I also think that Trump is mentally unbalanced. But what upsets me the most is that the idea of having a female candidate doesn’t cheer me up because it’s Hillary Clinton. I can’t shake the feeling she’s a fake democrat or rather a Republican faking to be a Democrat. I find her to be a total phony. And this is so troubling. If one of the biggest, most influential candidates hasn’t anything better to offer than a mad man and a hypocrite. Makes me shudder. Nonetheless, she is, of course, the lesser evil. And I found her very articulate and professional in the debate while he sounded so crazy.
I meant to write – countries not candidates.
A thoughtful and thought-provoking post as always. Does Trump stand for Toddler Ranting Uber Manipulative Pig. Scary times.
I don’t know what you’ve been reading or listening to, Litlove, but the opposite about the media and Trump seems true to me. The media basically gives Hillary a very large pass. I think they call it “in the tank.” The media that I’ve seen/heard is trying in every way possible to see that Trump is unsuccessful in his bid because (and many reporters have actually admitted it) they believe he is very dangerous (they may be right about that) and that therefore it is their duty to set aside journalistic impartiality. Hillary’s pneumonia was only news because she was caught on video passing out. For any presidential candidate that would be news. At the time, and for hours later, all anyone knew was that the person who would probably be the next President was seen stumbling and passing out. It was only natural to wonder what the heck was going on. Trump seems to be called out all the time by the media; Hillary – who has been proven to be inept, untruthful and most likely corrupt – well, pretty much crickets. Many of us voters are left with a dilemma, therefore. Who do I fear/detest the most? When I figure that one out, I’ll vote for the other dope. Either way, this whole thing stinks.
I’m so sorry that you’re still having trouble with your eyes – a truly horrible affliction especially if it’s limiting your ability to read. I do hope you are better soon.

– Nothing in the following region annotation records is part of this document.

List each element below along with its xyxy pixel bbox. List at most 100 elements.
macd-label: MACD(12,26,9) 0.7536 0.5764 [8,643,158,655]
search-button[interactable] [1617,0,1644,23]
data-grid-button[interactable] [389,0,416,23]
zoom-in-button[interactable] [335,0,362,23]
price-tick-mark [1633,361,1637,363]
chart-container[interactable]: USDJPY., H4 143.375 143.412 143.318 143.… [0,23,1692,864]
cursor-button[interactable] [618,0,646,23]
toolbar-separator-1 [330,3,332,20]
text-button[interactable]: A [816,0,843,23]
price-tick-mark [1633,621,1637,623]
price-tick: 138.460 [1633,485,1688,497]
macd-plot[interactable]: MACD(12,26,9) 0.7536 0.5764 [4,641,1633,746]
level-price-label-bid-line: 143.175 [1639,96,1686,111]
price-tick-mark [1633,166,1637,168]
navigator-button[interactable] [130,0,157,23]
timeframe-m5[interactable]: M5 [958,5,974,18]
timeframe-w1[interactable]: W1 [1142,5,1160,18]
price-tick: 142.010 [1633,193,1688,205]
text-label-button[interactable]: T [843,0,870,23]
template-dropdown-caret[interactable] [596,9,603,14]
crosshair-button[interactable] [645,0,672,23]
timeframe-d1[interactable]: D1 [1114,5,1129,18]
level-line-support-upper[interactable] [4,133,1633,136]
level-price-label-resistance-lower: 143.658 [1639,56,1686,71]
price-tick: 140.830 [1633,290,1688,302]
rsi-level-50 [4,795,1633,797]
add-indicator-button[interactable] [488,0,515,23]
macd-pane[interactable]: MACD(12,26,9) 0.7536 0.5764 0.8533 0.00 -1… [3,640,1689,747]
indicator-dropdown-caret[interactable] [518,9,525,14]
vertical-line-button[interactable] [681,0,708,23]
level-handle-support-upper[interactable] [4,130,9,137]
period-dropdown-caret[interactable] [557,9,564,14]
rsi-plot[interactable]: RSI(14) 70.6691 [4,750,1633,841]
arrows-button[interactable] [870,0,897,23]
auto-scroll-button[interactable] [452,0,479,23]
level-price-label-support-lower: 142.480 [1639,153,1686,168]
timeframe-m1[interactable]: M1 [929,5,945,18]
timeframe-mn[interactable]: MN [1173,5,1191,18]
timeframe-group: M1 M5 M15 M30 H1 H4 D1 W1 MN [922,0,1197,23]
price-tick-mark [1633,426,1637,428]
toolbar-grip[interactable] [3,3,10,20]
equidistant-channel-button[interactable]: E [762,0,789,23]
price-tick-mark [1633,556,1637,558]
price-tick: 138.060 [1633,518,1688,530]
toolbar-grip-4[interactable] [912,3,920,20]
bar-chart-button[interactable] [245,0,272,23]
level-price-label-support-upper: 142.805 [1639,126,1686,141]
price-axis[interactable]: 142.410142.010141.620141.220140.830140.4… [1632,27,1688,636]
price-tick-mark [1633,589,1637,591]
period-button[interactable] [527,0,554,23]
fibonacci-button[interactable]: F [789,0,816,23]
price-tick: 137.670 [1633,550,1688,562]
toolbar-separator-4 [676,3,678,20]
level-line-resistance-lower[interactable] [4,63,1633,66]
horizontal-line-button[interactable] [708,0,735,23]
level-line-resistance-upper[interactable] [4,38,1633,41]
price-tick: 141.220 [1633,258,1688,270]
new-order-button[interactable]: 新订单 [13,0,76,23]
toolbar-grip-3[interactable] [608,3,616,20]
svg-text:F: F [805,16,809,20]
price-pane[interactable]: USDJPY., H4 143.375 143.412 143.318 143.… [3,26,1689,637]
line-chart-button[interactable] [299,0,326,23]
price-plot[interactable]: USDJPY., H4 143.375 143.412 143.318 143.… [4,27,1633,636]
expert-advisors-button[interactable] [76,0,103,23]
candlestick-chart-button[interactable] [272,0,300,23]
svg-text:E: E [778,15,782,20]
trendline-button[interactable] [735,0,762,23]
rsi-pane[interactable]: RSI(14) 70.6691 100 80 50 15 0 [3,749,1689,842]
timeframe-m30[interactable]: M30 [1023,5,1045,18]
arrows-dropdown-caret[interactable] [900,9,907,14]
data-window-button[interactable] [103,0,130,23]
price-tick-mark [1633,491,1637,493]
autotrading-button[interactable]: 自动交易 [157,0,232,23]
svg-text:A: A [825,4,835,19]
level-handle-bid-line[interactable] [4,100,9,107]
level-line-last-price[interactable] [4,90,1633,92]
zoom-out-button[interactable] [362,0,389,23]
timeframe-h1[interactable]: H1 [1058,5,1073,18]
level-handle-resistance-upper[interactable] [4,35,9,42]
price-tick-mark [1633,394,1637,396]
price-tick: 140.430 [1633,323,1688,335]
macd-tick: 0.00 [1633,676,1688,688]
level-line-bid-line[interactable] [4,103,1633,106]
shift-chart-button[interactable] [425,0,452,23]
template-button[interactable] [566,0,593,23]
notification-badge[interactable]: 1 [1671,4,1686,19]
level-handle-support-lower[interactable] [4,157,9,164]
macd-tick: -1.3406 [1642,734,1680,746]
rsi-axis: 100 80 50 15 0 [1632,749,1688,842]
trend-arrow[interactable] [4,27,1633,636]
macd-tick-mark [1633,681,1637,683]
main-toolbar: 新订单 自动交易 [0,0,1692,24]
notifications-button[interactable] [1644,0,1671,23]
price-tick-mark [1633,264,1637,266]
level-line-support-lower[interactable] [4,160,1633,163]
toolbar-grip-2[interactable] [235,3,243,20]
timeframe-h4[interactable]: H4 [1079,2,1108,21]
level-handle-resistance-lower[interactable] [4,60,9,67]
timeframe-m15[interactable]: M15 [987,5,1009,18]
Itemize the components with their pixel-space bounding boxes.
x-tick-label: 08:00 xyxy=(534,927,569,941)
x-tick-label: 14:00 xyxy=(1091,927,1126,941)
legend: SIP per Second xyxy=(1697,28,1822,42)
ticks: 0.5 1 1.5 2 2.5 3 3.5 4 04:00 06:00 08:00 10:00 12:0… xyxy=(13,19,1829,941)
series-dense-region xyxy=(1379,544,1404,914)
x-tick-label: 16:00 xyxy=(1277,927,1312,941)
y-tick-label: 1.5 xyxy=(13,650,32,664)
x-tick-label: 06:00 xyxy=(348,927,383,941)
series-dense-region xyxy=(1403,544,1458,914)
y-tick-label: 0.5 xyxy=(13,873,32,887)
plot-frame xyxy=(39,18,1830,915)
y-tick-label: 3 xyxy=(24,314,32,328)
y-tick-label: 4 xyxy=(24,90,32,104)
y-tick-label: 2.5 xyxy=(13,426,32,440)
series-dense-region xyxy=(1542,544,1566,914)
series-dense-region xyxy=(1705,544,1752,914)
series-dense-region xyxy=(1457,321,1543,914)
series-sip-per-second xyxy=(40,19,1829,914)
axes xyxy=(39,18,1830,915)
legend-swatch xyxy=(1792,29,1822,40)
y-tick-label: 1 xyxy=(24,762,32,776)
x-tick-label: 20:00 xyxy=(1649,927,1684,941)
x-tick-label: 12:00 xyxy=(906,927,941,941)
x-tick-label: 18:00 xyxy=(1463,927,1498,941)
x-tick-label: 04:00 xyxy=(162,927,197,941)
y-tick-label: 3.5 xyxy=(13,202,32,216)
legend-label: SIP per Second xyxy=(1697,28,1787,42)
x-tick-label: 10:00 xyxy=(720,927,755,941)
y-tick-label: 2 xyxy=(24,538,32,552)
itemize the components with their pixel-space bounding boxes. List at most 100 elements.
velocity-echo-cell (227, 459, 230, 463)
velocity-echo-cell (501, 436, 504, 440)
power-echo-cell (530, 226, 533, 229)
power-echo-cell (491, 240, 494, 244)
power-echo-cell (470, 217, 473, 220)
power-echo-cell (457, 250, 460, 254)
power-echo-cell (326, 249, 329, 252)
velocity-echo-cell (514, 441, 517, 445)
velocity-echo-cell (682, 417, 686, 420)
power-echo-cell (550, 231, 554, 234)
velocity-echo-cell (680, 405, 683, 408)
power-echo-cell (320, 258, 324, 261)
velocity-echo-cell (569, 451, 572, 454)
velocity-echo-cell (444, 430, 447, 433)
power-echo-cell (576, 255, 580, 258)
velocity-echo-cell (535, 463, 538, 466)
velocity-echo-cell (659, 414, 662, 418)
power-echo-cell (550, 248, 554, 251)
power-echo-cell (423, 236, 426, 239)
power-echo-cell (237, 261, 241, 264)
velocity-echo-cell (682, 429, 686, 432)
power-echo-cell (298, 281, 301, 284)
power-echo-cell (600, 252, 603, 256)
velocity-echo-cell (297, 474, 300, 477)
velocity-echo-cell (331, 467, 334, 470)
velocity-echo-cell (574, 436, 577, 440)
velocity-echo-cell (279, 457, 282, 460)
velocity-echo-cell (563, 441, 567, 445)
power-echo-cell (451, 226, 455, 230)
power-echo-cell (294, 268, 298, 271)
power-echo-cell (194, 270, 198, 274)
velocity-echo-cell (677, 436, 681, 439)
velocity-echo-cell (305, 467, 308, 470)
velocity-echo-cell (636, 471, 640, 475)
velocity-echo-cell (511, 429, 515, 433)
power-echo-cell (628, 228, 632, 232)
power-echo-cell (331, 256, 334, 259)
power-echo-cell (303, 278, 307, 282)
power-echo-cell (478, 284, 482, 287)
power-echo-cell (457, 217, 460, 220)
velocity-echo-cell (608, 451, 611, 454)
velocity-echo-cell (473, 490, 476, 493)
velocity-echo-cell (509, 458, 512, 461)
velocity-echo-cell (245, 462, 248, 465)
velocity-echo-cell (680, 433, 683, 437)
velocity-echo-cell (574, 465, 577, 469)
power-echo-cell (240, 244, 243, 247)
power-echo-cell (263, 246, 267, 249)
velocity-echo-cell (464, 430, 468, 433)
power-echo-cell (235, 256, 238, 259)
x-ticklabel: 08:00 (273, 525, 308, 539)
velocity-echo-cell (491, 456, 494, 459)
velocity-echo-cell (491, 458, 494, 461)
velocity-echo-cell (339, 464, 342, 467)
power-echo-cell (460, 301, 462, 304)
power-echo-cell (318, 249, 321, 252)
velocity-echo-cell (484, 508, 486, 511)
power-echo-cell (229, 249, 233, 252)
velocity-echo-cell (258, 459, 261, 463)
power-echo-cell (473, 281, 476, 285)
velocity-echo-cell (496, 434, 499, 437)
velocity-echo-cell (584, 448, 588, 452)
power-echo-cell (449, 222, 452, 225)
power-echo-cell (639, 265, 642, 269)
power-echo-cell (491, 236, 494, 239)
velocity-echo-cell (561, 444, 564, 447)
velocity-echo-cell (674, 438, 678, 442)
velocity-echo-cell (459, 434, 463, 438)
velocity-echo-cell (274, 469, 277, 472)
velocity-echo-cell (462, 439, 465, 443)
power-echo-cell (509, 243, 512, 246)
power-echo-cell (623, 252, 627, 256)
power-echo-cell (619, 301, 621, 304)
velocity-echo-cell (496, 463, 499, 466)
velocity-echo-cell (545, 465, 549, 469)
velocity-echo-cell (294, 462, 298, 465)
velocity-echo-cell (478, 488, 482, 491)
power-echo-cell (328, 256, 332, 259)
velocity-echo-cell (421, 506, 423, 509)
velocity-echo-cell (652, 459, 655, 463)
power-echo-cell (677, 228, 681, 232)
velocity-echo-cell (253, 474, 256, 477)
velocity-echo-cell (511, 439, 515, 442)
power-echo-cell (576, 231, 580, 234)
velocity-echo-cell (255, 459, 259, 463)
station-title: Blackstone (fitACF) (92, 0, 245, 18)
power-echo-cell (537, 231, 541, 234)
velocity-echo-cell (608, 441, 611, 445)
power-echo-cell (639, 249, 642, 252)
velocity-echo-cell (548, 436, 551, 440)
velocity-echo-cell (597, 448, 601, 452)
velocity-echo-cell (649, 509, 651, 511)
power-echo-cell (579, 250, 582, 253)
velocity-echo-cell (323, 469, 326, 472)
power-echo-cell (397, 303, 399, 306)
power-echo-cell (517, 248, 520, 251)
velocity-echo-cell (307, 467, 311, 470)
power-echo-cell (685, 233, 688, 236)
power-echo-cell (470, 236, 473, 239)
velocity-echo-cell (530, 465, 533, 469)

I can’t say I’ve seen enough media coverage of the presidential campaign to judge how biased it is or not, but I do think that some outlets got carried away by Trump’s entertainment value and then belatedly realised with horror that they had helped him to a position of great power. I like your Good Girl/Bad Boy dichotomy. But I read a very interesting piece somewhere (John Scalzi?) which argued that the Republican Party itself should take responsibility, not just for supporting Trump (because really, how could they not have noticed before October how horrible and mad-sounding his views are?), but also for spending decades stoking the prejudices that fuel many of his supporters and which they now see reflected back at them in force and dislike.